Developer's Certificate of Origin 1.1
By making a contribution to this project, I certify that:
(a) The contribution was created in whole or in part by me and I have the right to submit it under the open source license indicated in the file; or
(b) The contribution is based upon previous work that, to the best of my knowledge, is covered under an appropriate open source license and I have the right under that license to submit that work with modifications, whether created in whole or in part by me, under the same open source license (unless I am permitted to submit under a different license), as indicated in the file; or
(c) The contribution was provided directly to me by some other person who certified (a), (b) or (c) and I have not modified it.
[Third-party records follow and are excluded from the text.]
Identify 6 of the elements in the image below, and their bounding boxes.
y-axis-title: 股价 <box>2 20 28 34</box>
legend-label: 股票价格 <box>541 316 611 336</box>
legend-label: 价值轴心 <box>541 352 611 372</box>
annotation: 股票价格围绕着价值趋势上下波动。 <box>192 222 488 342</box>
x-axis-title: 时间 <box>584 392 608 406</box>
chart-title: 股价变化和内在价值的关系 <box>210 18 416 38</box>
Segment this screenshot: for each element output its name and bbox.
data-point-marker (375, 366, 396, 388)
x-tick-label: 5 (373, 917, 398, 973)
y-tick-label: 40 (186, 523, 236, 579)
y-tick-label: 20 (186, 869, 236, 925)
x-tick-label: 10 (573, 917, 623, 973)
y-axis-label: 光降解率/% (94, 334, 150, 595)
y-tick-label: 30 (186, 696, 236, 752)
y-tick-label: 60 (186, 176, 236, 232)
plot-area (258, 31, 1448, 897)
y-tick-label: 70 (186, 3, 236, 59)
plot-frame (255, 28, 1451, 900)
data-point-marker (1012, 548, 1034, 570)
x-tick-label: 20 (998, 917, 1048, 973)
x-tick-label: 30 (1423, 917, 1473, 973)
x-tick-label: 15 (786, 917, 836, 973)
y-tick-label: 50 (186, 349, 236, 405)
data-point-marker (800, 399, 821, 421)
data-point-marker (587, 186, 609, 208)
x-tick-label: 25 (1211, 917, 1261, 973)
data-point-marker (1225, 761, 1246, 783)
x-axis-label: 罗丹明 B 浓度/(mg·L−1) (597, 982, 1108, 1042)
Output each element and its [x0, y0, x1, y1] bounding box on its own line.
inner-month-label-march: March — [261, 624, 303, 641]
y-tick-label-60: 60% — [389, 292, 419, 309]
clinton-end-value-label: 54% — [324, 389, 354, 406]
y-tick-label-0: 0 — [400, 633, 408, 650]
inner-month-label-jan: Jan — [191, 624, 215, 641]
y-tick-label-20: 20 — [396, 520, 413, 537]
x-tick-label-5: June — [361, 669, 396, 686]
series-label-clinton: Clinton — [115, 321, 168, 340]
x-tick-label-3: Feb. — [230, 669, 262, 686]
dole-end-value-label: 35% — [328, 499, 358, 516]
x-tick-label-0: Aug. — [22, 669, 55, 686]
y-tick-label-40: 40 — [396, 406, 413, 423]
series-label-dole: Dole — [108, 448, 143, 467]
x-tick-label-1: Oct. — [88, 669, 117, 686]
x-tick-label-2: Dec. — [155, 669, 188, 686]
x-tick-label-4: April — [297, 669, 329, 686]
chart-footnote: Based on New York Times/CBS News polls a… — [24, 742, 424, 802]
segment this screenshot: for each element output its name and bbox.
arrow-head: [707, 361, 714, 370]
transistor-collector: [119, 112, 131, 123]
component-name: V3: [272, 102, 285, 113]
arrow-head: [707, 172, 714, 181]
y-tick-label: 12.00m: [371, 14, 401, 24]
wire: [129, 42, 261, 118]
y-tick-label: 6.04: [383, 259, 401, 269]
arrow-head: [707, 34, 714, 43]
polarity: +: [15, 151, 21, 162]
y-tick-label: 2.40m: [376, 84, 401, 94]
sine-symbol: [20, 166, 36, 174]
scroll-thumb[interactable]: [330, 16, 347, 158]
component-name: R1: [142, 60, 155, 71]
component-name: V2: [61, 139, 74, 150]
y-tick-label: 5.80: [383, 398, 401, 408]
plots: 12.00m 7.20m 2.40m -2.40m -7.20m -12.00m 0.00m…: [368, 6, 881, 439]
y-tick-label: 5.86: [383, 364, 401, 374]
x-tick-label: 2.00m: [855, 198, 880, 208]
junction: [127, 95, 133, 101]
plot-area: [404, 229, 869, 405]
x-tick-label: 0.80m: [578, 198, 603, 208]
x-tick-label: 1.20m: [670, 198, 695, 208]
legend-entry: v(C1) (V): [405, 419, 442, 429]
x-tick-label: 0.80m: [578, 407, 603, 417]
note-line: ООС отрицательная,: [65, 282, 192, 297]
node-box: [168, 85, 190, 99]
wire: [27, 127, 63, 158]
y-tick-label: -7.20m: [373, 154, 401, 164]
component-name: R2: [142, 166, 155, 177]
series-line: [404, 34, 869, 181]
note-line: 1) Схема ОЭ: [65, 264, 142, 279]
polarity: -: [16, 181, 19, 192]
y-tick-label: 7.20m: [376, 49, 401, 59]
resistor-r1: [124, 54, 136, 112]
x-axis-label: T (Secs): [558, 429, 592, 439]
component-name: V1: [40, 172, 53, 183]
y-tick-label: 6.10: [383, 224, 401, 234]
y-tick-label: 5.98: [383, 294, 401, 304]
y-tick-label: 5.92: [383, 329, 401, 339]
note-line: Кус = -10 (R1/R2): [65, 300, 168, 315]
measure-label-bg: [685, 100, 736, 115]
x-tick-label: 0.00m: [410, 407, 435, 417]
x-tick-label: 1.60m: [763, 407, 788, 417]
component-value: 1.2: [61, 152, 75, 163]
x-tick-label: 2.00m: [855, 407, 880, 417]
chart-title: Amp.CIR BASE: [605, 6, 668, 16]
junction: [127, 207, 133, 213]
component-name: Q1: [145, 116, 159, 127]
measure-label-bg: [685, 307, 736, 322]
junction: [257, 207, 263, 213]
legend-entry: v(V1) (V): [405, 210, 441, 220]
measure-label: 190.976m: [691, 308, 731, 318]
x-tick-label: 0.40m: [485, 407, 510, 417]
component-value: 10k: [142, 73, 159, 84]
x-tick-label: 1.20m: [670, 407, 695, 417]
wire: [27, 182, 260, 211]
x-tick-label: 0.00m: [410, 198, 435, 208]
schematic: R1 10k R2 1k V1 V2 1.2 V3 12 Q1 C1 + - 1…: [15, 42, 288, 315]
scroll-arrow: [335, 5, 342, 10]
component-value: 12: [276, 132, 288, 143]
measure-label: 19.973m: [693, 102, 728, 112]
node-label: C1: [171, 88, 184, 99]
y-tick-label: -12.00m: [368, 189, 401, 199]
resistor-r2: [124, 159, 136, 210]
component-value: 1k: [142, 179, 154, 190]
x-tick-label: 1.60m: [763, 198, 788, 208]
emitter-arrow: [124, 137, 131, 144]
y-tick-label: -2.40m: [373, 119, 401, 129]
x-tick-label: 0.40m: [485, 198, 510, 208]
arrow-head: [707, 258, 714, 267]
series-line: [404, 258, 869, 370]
(d) I understand and agree that this project and the contribution are public and that a record of the contribution (including all personal information I submit with it, including my sign-off) is maintained indefinitely and may be redistributed consistent with this project or the open source license(s) involved.
(taken from developercertificate.org)
See LICENSE
for details about how datastore-python is licensed.